AAJ: It sounds expensive.

JD: It does sound expensive, but I think you can get around that via using some of the new programs that are available now that weren't available like five years ago. Programs like Live—you can just chuck the audio in there and it would repitch it, map the tempo out, stuff like that. And then you go into another program to do the visuals. You can do that all on a laptop now! So that's what we're talking about doing. And it would be different than this record.

AAJ: I think that Meat Beat Manifesto touring band consists of you, Ben Stokes, Lynn Farmer and Mark Pistel, right?

JD: Yeah, that was the tour we did over here. We're going to Europe to do some dates, but it's just going to be me and Ben.

AAJ: What was the configuration of that touring group? Was Lynn Farmer on real drums?

JD: He was actually on V-Drums. But he plays them so well, in a way that you would never know. He's amazing. It cuts the time of doing a soundcheck and all that palaver in half. Yeah, I was a bit dubious: "V-Drums? Hmm, I don't know. Let's go to the expense of taking out a full drumkit. [laughing] Then you'd spend an hour-and-a-half miking it up and getting a good drum sound. But in the rehearsals, all the banks and pads which he'd programmed and the drumsets which he'd had up blew me away, really.

AAJ: You were convinced.

JD: Yeah! Very impressed. They even look like real drums if you're in the audience. I don't know if you've ever seen. They look like drums; they even feel like drums. They're not like these 80s antiquated things.

AAJ: Not those pad things.

JD: No, no. Whole different world now. So Lynn was playing those, Pistel was running the software we use live, which is called Live. And me and Ben were running different bits and pieces and running the video samples. We do a lot of video sampling live, which is like the image and the sound together in time. We do it in I suppose you could call a classical way; a hop-hop way, where some of the things, you're going to obviously know who they are: Jimi Hendrix smashing his guitar up, Pete Townshend doing something, Miles Davis—we like to go the obvious route. Live, we can do that. We'd have a problem if were were going to try to release that as a DVD or whatever.
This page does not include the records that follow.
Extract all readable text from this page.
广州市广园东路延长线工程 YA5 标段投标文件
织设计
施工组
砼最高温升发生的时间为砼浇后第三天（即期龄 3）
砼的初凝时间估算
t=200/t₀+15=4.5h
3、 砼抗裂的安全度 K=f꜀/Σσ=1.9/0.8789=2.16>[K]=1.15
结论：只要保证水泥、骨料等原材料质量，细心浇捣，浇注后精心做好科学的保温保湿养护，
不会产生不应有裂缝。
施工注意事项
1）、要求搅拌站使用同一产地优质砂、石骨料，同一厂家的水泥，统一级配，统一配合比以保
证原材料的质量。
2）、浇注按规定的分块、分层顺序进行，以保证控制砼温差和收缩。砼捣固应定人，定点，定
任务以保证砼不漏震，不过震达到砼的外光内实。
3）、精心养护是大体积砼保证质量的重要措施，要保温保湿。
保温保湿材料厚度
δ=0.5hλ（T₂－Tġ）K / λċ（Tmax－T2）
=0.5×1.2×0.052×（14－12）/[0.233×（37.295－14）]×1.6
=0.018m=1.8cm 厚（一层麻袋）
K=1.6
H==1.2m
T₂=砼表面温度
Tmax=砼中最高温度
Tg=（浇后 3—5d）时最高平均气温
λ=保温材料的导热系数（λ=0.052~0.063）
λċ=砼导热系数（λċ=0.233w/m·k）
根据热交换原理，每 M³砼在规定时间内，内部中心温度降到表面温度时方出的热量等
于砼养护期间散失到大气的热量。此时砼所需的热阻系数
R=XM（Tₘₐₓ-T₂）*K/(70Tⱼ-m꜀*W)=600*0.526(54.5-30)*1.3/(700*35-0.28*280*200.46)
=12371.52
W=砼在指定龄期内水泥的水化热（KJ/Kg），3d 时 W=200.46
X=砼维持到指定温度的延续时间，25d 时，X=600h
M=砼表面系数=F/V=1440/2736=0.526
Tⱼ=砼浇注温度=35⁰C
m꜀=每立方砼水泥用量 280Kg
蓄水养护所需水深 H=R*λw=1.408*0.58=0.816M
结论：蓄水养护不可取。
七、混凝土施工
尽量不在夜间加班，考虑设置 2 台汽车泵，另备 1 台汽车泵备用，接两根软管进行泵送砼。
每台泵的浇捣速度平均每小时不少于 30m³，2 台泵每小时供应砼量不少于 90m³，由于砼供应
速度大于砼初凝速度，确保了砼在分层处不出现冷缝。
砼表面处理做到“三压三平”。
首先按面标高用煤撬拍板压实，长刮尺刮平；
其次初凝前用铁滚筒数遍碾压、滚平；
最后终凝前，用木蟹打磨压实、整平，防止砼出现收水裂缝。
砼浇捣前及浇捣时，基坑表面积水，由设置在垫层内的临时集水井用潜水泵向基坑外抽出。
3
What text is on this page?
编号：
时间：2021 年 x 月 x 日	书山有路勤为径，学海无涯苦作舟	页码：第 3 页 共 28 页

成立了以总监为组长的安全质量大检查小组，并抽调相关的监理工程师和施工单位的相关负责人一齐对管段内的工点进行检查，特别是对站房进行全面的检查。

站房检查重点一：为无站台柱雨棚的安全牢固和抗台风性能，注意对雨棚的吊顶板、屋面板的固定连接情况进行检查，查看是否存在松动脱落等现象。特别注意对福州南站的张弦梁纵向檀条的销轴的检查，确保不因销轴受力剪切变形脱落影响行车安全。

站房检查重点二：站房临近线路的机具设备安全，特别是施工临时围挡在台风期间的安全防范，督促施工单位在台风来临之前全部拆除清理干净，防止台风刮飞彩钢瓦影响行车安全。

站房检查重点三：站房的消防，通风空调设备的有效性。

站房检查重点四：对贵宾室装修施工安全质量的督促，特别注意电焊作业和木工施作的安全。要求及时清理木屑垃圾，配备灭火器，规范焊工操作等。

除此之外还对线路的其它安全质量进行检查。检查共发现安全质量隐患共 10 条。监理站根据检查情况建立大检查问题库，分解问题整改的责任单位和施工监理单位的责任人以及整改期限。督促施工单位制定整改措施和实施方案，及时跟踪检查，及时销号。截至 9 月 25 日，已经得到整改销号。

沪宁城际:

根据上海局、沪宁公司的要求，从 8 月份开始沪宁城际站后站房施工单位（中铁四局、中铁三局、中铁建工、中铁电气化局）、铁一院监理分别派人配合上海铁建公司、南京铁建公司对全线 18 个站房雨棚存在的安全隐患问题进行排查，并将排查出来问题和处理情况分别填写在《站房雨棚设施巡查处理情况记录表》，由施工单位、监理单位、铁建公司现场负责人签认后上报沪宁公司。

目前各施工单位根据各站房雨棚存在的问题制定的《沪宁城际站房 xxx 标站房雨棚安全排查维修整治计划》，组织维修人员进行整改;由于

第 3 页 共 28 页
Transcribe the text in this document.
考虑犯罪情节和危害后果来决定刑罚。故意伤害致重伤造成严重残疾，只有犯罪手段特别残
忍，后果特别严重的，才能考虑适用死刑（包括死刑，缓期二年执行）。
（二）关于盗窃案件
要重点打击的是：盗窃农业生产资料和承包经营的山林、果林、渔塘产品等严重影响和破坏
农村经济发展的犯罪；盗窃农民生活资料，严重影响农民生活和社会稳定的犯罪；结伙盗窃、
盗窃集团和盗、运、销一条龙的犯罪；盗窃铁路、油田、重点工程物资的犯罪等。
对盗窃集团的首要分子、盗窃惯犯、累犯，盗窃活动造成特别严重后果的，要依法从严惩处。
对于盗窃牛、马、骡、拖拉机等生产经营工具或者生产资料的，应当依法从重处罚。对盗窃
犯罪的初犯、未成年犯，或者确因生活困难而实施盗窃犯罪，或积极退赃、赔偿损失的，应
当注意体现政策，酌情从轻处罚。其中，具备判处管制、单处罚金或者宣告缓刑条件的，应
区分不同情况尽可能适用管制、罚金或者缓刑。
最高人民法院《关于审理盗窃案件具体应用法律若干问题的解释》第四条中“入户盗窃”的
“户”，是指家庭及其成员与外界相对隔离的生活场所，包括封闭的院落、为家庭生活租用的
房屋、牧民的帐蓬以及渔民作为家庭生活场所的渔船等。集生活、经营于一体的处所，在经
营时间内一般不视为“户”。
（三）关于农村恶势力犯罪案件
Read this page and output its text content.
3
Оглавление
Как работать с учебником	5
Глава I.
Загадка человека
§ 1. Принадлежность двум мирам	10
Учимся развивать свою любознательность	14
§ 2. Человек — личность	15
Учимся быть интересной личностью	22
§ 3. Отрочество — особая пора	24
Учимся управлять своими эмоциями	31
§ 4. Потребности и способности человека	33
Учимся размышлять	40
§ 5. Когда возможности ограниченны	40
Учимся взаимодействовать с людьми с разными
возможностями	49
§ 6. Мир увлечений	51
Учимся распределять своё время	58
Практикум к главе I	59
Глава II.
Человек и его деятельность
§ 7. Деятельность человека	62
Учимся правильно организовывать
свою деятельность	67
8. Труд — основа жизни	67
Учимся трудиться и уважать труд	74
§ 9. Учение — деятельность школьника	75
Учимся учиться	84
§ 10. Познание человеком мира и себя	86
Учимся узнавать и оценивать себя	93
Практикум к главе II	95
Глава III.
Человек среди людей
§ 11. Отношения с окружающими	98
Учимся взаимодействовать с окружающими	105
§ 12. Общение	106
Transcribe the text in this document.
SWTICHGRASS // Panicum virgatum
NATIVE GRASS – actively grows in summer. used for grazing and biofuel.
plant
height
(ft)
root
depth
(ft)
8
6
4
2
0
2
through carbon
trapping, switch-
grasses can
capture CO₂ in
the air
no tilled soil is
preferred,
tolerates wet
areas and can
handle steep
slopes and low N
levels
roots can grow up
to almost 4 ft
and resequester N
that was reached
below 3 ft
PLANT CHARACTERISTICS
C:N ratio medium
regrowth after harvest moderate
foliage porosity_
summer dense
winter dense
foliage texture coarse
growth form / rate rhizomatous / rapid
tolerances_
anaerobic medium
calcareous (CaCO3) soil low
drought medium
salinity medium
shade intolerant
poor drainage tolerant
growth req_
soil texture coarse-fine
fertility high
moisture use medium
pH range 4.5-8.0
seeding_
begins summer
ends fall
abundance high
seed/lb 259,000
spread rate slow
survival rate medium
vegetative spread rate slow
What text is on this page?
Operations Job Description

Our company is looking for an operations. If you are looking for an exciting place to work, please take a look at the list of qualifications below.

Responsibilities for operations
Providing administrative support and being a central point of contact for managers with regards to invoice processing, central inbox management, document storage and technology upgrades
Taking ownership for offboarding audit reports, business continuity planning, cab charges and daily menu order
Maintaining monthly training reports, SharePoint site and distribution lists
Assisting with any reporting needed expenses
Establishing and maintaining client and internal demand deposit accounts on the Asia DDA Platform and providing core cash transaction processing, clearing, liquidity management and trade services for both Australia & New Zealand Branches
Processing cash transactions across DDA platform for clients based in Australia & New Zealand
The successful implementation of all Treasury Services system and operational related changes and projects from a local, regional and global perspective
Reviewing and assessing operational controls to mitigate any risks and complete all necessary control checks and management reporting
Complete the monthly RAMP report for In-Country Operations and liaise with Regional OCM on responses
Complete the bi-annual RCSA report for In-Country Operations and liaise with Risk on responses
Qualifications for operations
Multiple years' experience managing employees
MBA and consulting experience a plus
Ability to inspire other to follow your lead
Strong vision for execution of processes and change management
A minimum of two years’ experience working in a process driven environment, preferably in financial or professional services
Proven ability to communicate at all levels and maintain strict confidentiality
AAJ: Some problems with clearance.

JD: But if someone could have explained to people in the seventies what hip-hop was going to be in the eighties, they would have said, "oh, you're going to have a lot of trouble with that. And, you know, in some cases they did and in some they didn't; it's all about how many you're selling. If you're on the charts, you're going to get in trouble. If you're doing it for art, maybe not.